My dad went to school with him and remembers him as a bit of a loner. I didn’t like all of the music he played, and I can’t really say he changed my life as others have claimed he changed theirs, but he sure did have a hell of an influence on my musical taste. Listening to his shows was like panning for gold – you found wonderful nuggets, but you had to work hard. It was fun, but it was hard fun.

About ten years ago, I faxed him asking if he wanted help sorting out his record collection at Peel Acres, and he rang me back to discuss it after a show. In fact he wanted to talk about Japan more than my proposal (I’d mentioned I was translating the language). It came to nothing but we had a nice chat – I remember his voice the most and that odd mix of clear diction and half-mumbled remarks. “Every man has a price, and mine is a trip to Japan”, he said. I think he made it out there a couple of times after that. To die in Peru was a nice touch.

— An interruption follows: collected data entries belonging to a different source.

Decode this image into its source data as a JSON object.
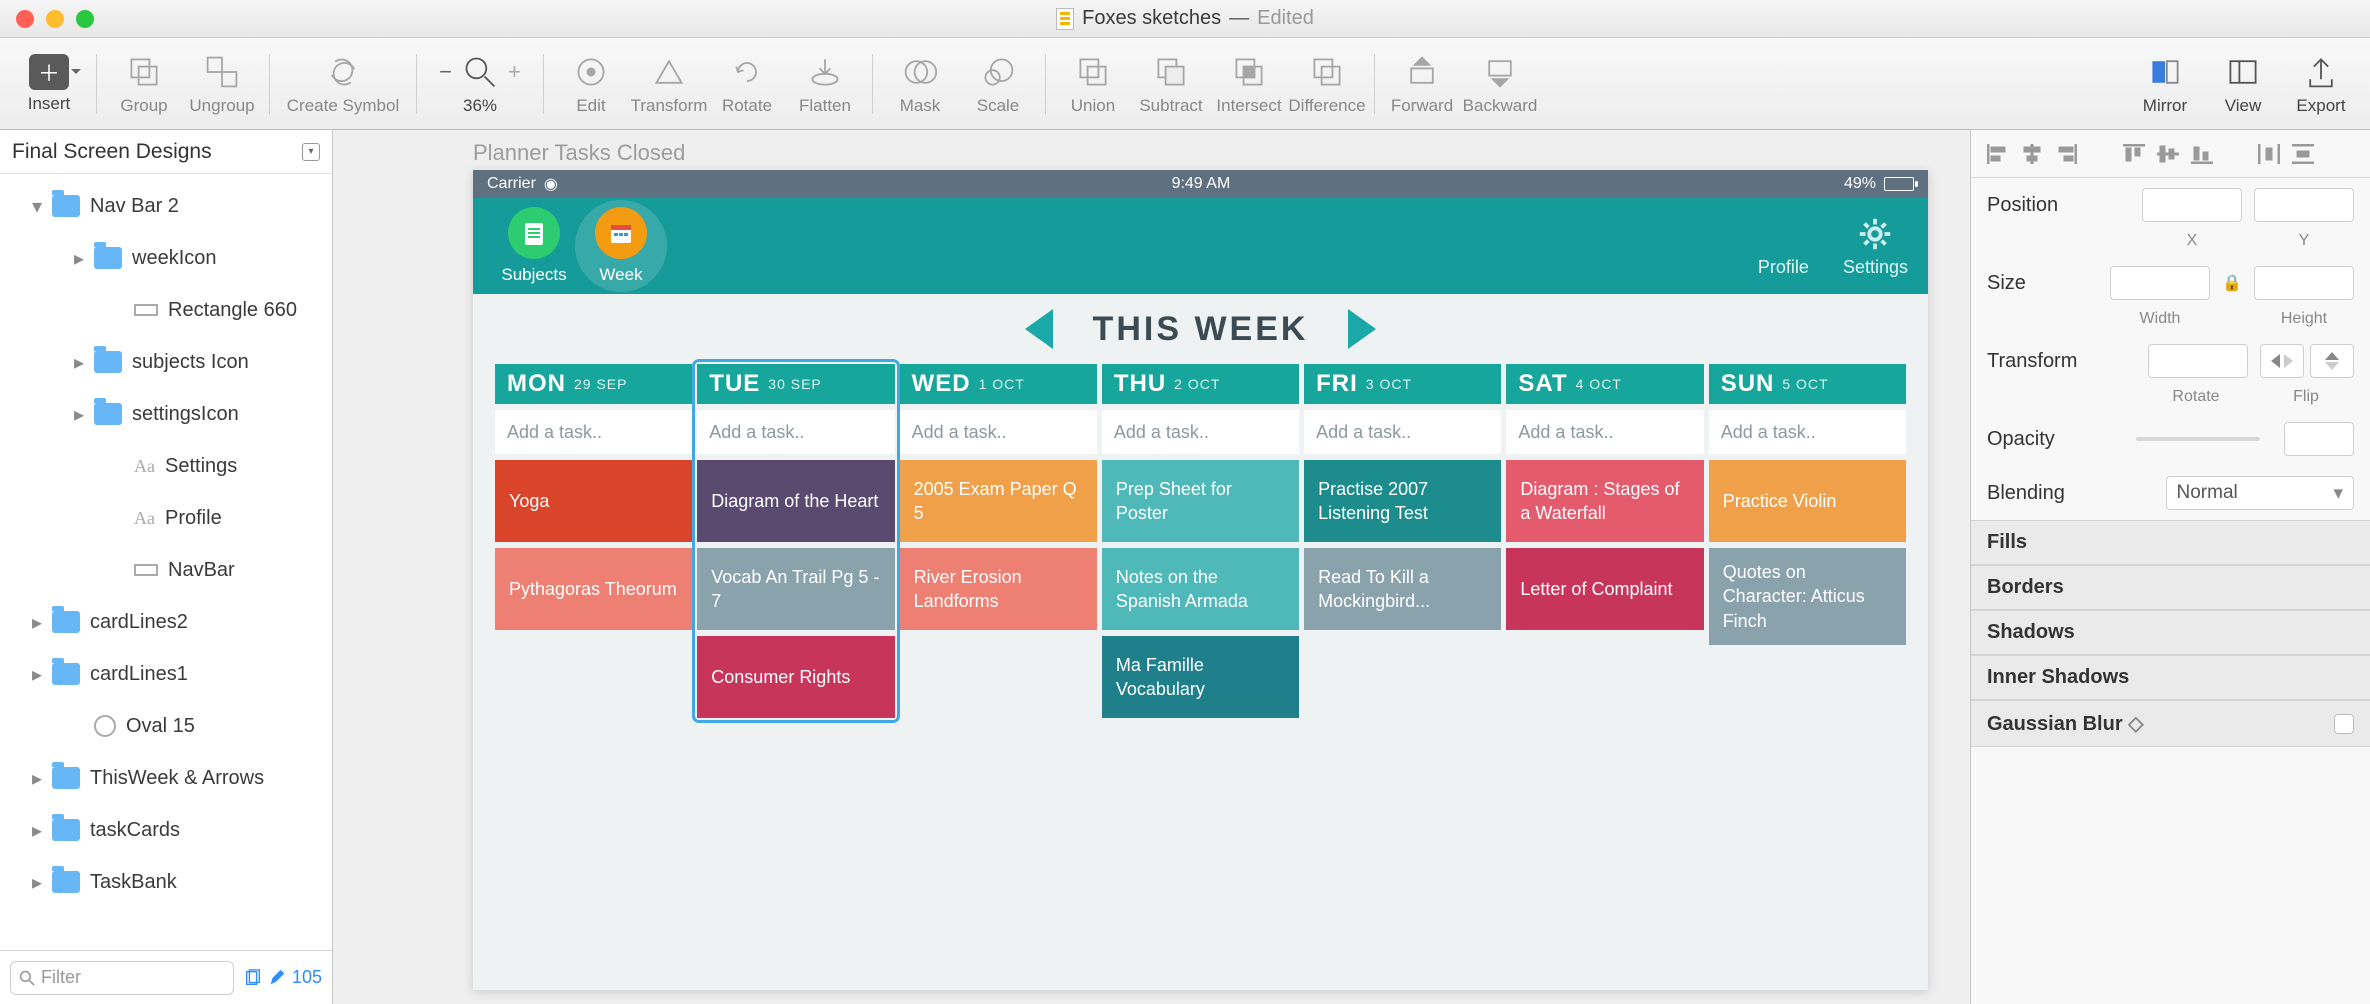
{
  "window": {
    "filename": "Foxes sketches",
    "edited": "Edited"
  },
  "toolbar": {
    "insert": "Insert",
    "group": "Group",
    "ungroup": "Ungroup",
    "create_symbol": "Create Symbol",
    "zoom_pct": "36%",
    "edit": "Edit",
    "transform": "Transform",
    "rotate": "Rotate",
    "flatten": "Flatten",
    "mask": "Mask",
    "scale": "Scale",
    "union": "Union",
    "subtract": "Subtract",
    "intersect": "Intersect",
    "difference": "Difference",
    "forward": "Forward",
    "backward": "Backward",
    "mirror": "Mirror",
    "view": "View",
    "export": "Export"
  },
  "sidebar": {
    "title": "Final Screen Designs",
    "nodes": {
      "navbar2": "Nav Bar 2",
      "weekIcon": "weekIcon",
      "rect660": "Rectangle 660",
      "subjectsIcon": "subjects Icon",
      "settingsIcon": "settingsIcon",
      "settings_t": "Settings",
      "profile_t": "Profile",
      "navbar": "NavBar",
      "cardLines2": "cardLines2",
      "cardLines1": "cardLines1",
      "oval15": "Oval 15",
      "thisweek": "ThisWeek & Arrows",
      "taskCards": "taskCards",
      "taskBank": "TaskBank"
    },
    "filter_ph": "Filter",
    "layer_count": "105"
  },
  "canvas": {
    "page_label": "Planner Tasks Closed",
    "status": {
      "carrier": "Carrier",
      "time": "9:49 AM",
      "battery": "49%"
    },
    "nav": {
      "subjects": "Subjects",
      "week": "Week",
      "profile": "Profile",
      "settings": "Settings"
    },
    "week_title": "THIS WEEK",
    "days": [
      {
        "name": "MON",
        "date": "29 SEP",
        "add": "Add a task..",
        "cards": [
          {
            "t": "Yoga",
            "c": "c-red"
          },
          {
            "t": "Pythagoras Theorum",
            "c": "c-coral"
          }
        ]
      },
      {
        "name": "TUE",
        "date": "30 SEP",
        "add": "Add a task..",
        "selected": true,
        "cards": [
          {
            "t": "Diagram of the Heart",
            "c": "c-purple"
          },
          {
            "t": "Vocab An Trail Pg 5 - 7",
            "c": "c-grayT"
          },
          {
            "t": "Consumer Rights",
            "c": "c-crimson"
          }
        ]
      },
      {
        "name": "WED",
        "date": "1 OCT",
        "add": "Add a task..",
        "cards": [
          {
            "t": "2005 Exam Paper Q 5",
            "c": "c-orange"
          },
          {
            "t": "River Erosion Landforms",
            "c": "c-coral"
          }
        ]
      },
      {
        "name": "THU",
        "date": "2 OCT",
        "add": "Add a task..",
        "cards": [
          {
            "t": "Prep Sheet for Poster",
            "c": "c-teal"
          },
          {
            "t": "Notes on the Spanish Armada",
            "c": "c-teal"
          },
          {
            "t": "Ma Famille Vocabulary",
            "c": "c-tealD"
          }
        ]
      },
      {
        "name": "FRI",
        "date": "3 OCT",
        "add": "Add a task..",
        "cards": [
          {
            "t": "Practise 2007 Listening Test",
            "c": "c-tealM"
          },
          {
            "t": "Read To Kill a Mockingbird...",
            "c": "c-grayT"
          }
        ]
      },
      {
        "name": "SAT",
        "date": "4 OCT",
        "add": "Add a task..",
        "cards": [
          {
            "t": "Diagram : Stages of a Waterfall",
            "c": "c-pink"
          },
          {
            "t": "Letter of Complaint",
            "c": "c-crimson"
          }
        ]
      },
      {
        "name": "SUN",
        "date": "5 OCT",
        "add": "Add a task..",
        "cards": [
          {
            "t": "Practice Violin",
            "c": "c-orange"
          },
          {
            "t": "Quotes on Character: Atticus Finch",
            "c": "c-grayT"
          }
        ]
      }
    ]
  },
  "inspector": {
    "position": "Position",
    "x": "X",
    "y": "Y",
    "size": "Size",
    "width": "Width",
    "height": "Height",
    "transform": "Transform",
    "rotate_l": "Rotate",
    "flip_l": "Flip",
    "opacity": "Opacity",
    "blending": "Blending",
    "blend_val": "Normal",
    "fills": "Fills",
    "borders": "Borders",
    "shadows": "Shadows",
    "inner_shadows": "Inner Shadows",
    "gauss": "Gaussian Blur"
  }
}
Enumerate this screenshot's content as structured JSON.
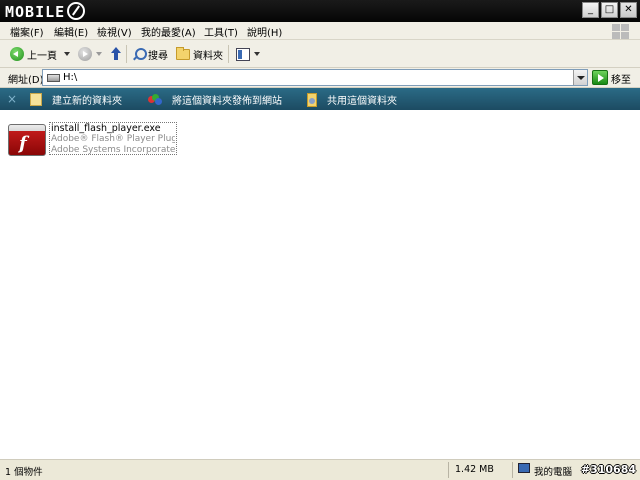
{
  "window": {
    "logo_text": "MOBILE",
    "buttons": {
      "minimize": "_",
      "maximize": "□",
      "close": "✕"
    }
  },
  "menu": [
    "檔案(F)",
    "編輯(E)",
    "檢視(V)",
    "我的最愛(A)",
    "工具(T)",
    "說明(H)"
  ],
  "toolbar": {
    "back_label": "上一頁",
    "search_label": "搜尋",
    "folders_label": "資料夾"
  },
  "address": {
    "label": "網址(D)",
    "value": "H:\\",
    "go_label": "移至"
  },
  "tasks": {
    "close_glyph": "×",
    "items": [
      "建立新的資料夾",
      "將這個資料夾發佈到網站",
      "共用這個資料夾"
    ]
  },
  "file": {
    "icon_letter": "f",
    "name": "install_flash_player.exe",
    "description": "Adobe® Flash® Player Plugin ...",
    "company": "Adobe Systems Incorporated"
  },
  "status": {
    "count": "1 個物件",
    "size": "1.42 MB",
    "location": "我的電腦",
    "watermark": "#310684"
  },
  "colors": {
    "titlebar": "#0a0a0a",
    "task_strip": "#245d78",
    "chrome": "#f1efe6"
  }
}
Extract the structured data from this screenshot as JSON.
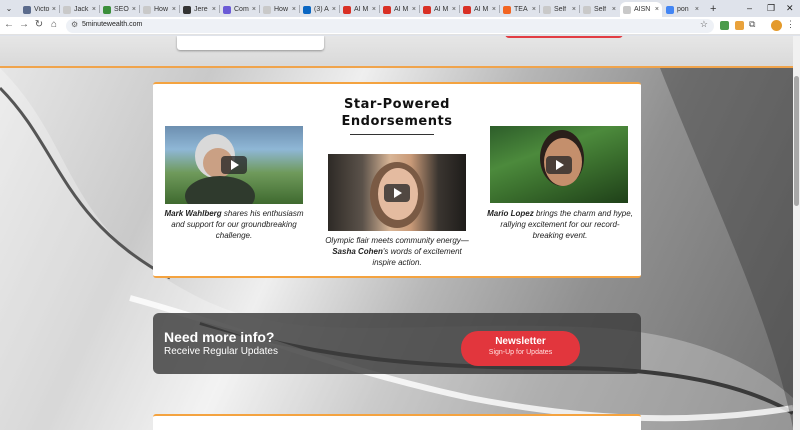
{
  "browser": {
    "tabs": [
      {
        "title": "Victo",
        "color": "#5b6b8c"
      },
      {
        "title": "Jack",
        "color": "#c9c9c9"
      },
      {
        "title": "SEO",
        "color": "#3b8f3b"
      },
      {
        "title": "How",
        "color": "#c9c9c9"
      },
      {
        "title": "Jere",
        "color": "#333333"
      },
      {
        "title": "Com",
        "color": "#6b5bd6"
      },
      {
        "title": "How",
        "color": "#c9c9c9"
      },
      {
        "title": "(3) A",
        "color": "#0a66c2"
      },
      {
        "title": "AI M",
        "color": "#d93025"
      },
      {
        "title": "AI M",
        "color": "#d93025"
      },
      {
        "title": "AI M",
        "color": "#d93025"
      },
      {
        "title": "AI M",
        "color": "#d93025"
      },
      {
        "title": "TEA",
        "color": "#f26522"
      },
      {
        "title": "Self",
        "color": "#c9c9c9"
      },
      {
        "title": "Self",
        "color": "#c9c9c9"
      },
      {
        "title": "AISN",
        "color": "#c9c9c9",
        "active": true
      },
      {
        "title": "pon",
        "color": "#4285f4"
      }
    ],
    "new_tab": "+",
    "url": "5minutewealth.com",
    "profile_initial": ""
  },
  "section": {
    "title_line1": "Star-Powered",
    "title_line2": "Endorsements"
  },
  "endorsements": [
    {
      "name": "Mark Wahlberg",
      "text": " shares his enthusiasm and support for our groundbreaking challenge."
    },
    {
      "prefix": "Olympic flair meets community energy—",
      "name": "Sasha Cohen",
      "text": "'s words of excitement inspire action."
    },
    {
      "name": "Mario Lopez",
      "text": " brings the charm and hype, rallying excitement for our record-breaking event."
    }
  ],
  "info": {
    "title": "Need more info?",
    "subtitle": "Receive Regular Updates",
    "button_label": "Newsletter",
    "button_sub": "Sign-Up for Updates"
  },
  "colors": {
    "accent_orange": "#f4a340",
    "button_red": "#e2363d"
  }
}
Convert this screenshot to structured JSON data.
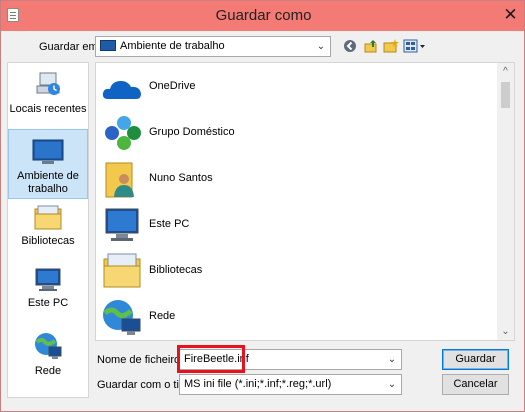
{
  "window": {
    "title": "Guardar como",
    "close_glyph": "✕",
    "app_icon": "notepad-icon"
  },
  "location": {
    "label": "Guardar em:",
    "value": "Ambiente de trabalho",
    "icon": "desktop-icon"
  },
  "toolbar": {
    "back_icon": "back-icon",
    "up_icon": "up-folder-icon",
    "new_folder_icon": "new-folder-icon",
    "view_icon": "view-menu-icon"
  },
  "places": [
    {
      "label": "Locais recentes",
      "icon": "recent-places-icon",
      "selected": false
    },
    {
      "label": "Ambiente de trabalho",
      "icon": "desktop-icon",
      "selected": true
    },
    {
      "label": "Bibliotecas",
      "icon": "libraries-icon",
      "selected": false
    },
    {
      "label": "Este PC",
      "icon": "computer-icon",
      "selected": false
    },
    {
      "label": "Rede",
      "icon": "network-icon",
      "selected": false
    }
  ],
  "files": [
    {
      "name": "OneDrive",
      "icon": "onedrive-icon"
    },
    {
      "name": "Grupo Doméstico",
      "icon": "homegroup-icon"
    },
    {
      "name": "Nuno Santos",
      "icon": "user-folder-icon"
    },
    {
      "name": "Este PC",
      "icon": "computer-icon"
    },
    {
      "name": "Bibliotecas",
      "icon": "libraries-icon"
    },
    {
      "name": "Rede",
      "icon": "network-icon"
    }
  ],
  "filename": {
    "label": "Nome de ficheiro:",
    "value": "FireBeetle.inf"
  },
  "filetype": {
    "label": "Guardar com o tipo:",
    "value": "MS ini file (*.ini;*.inf;*.reg;*.url)"
  },
  "buttons": {
    "save": "Guardar",
    "cancel": "Cancelar"
  },
  "colors": {
    "titlebar": "#f47a76",
    "selection": "#cce4f7",
    "highlight": "#e8121c",
    "default_button_border": "#0078d7"
  },
  "scroll": {
    "up": "^",
    "down": "⌄"
  }
}
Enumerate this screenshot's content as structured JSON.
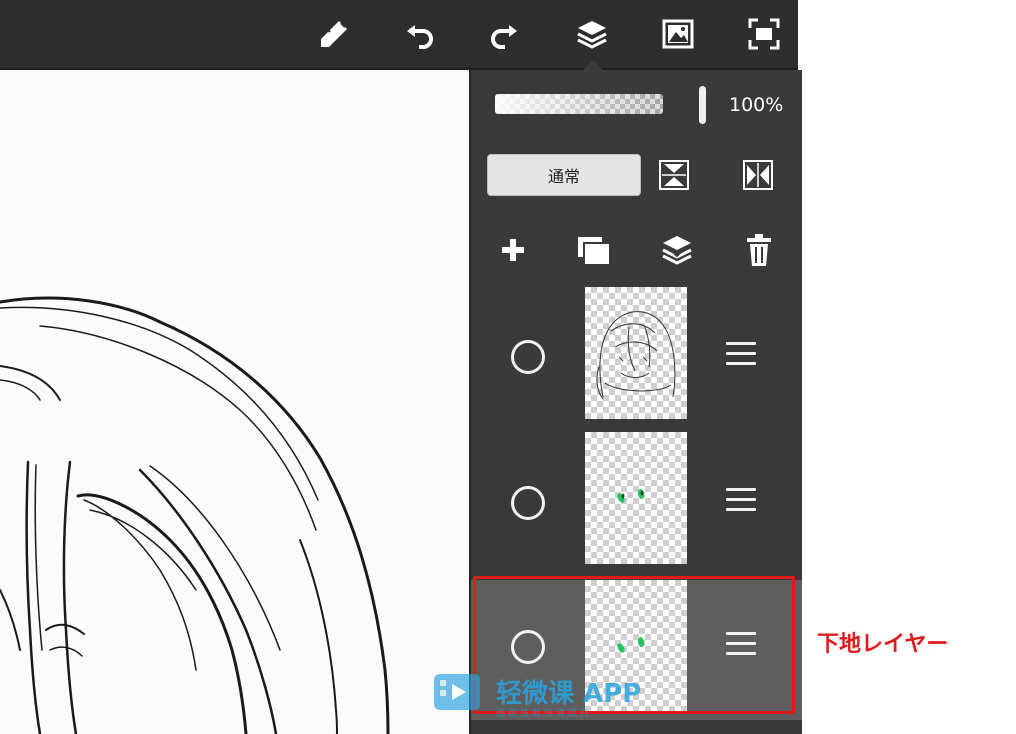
{
  "toolbar": {
    "items": [
      {
        "name": "brush-settings-icon"
      },
      {
        "name": "undo-icon"
      },
      {
        "name": "redo-icon"
      },
      {
        "name": "layers-icon"
      },
      {
        "name": "image-icon"
      },
      {
        "name": "fullscreen-icon"
      }
    ],
    "active": "layers-icon"
  },
  "layer_panel": {
    "opacity": {
      "value": 1.0,
      "label": "100%"
    },
    "blend_mode": {
      "label": "通常"
    },
    "blend_actions": [
      "flip-vertical-icon",
      "flip-horizontal-icon"
    ],
    "layer_actions": [
      "add-layer-icon",
      "duplicate-layer-icon",
      "merge-down-icon",
      "delete-layer-icon"
    ],
    "layers": [
      {
        "thumbnail": "line-art",
        "selected": false
      },
      {
        "thumbnail": "green-dots",
        "selected": false
      },
      {
        "thumbnail": "green-dots",
        "selected": true
      }
    ]
  },
  "annotation": {
    "label": "下地レイヤー",
    "color": "#e01b1b"
  },
  "watermark": {
    "text": "轻微课 APP",
    "sub": "画画技能快速提升"
  },
  "colors": {
    "toolbar_bg": "#2e2e2e",
    "panel_bg": "#3a3a3a",
    "selected_row": "#5e5e5e",
    "highlight": "#e01b1b",
    "accent_dots": "#22c55e"
  }
}
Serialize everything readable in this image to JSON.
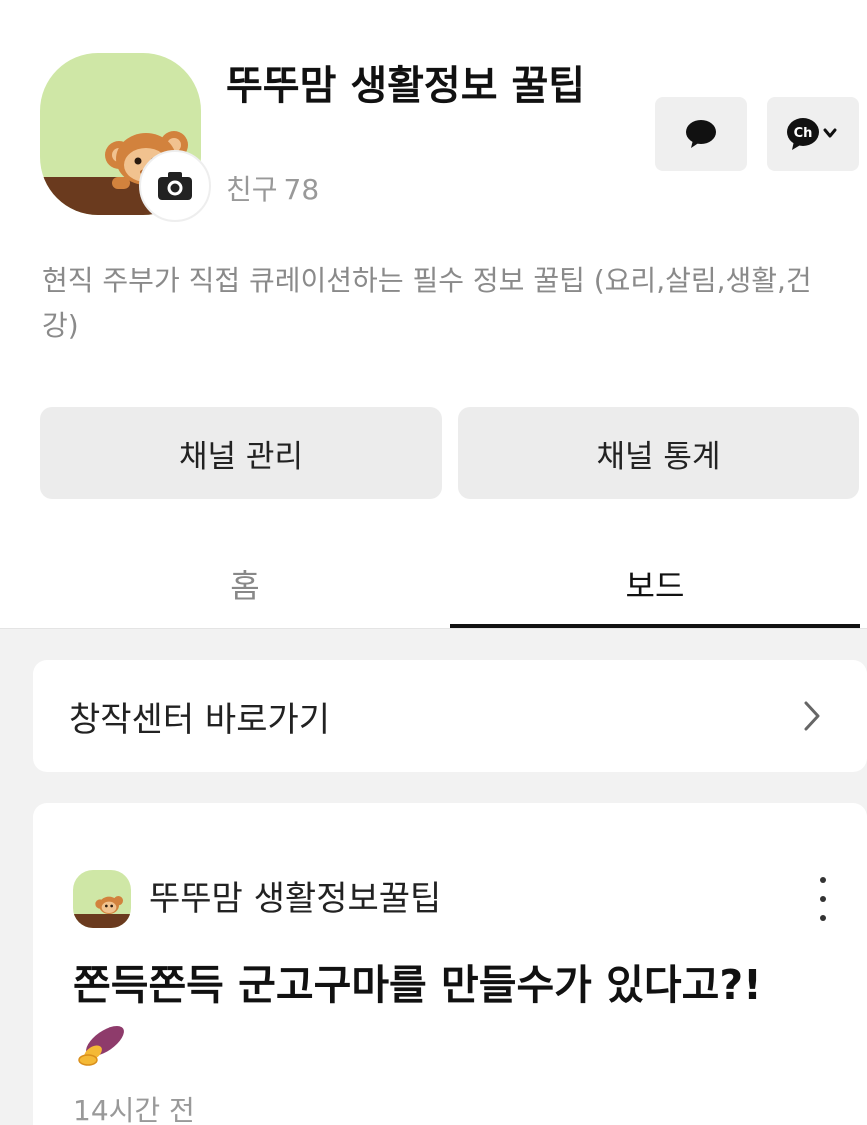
{
  "channel": {
    "title": "뚜뚜맘 생활정보 꿀팁",
    "friends_label": "친구",
    "friends_count": "78",
    "description": "현직 주부가 직접 큐레이션하는 필수 정보 꿀팁 (요리,살림,생활,건강)"
  },
  "icons": {
    "chat": "chat-bubble-icon",
    "channel": "ch-channel-icon",
    "camera": "camera-icon",
    "chevron": "chevron-right-icon",
    "more": "more-vertical-icon"
  },
  "actions": {
    "manage_label": "채널 관리",
    "stats_label": "채널 통계"
  },
  "tabs": {
    "home": "홈",
    "board": "보드",
    "active": "board"
  },
  "creator_center": {
    "label": "창작센터 바로가기"
  },
  "post": {
    "author": "뚜뚜맘 생활정보꿀팁",
    "title": "쫀득쫀득 군고구마를 만들수가 있다고?!",
    "time": "14시간 전"
  },
  "colors": {
    "profile_bg": "#cfe7a6",
    "ground": "#6a3a1e",
    "button_bg": "#ececec",
    "feed_bg": "#f2f2f2"
  }
}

There’s been a lot about how we’ll not see his like again, and how influential he was, and this got me thinking about the Internet again. The clutural gap he has left will, I hope, be filled by the net for the coming generations of teens. They’ll get their kicks from discovering the wilder shores of music on line. John Peel’s passing coincides with the start of a new era, so again I repeat the motto of this blog in the spirit of respect for the man who did it best:

Death to the communications monopolies! May ten thousand autonomous systems bloom!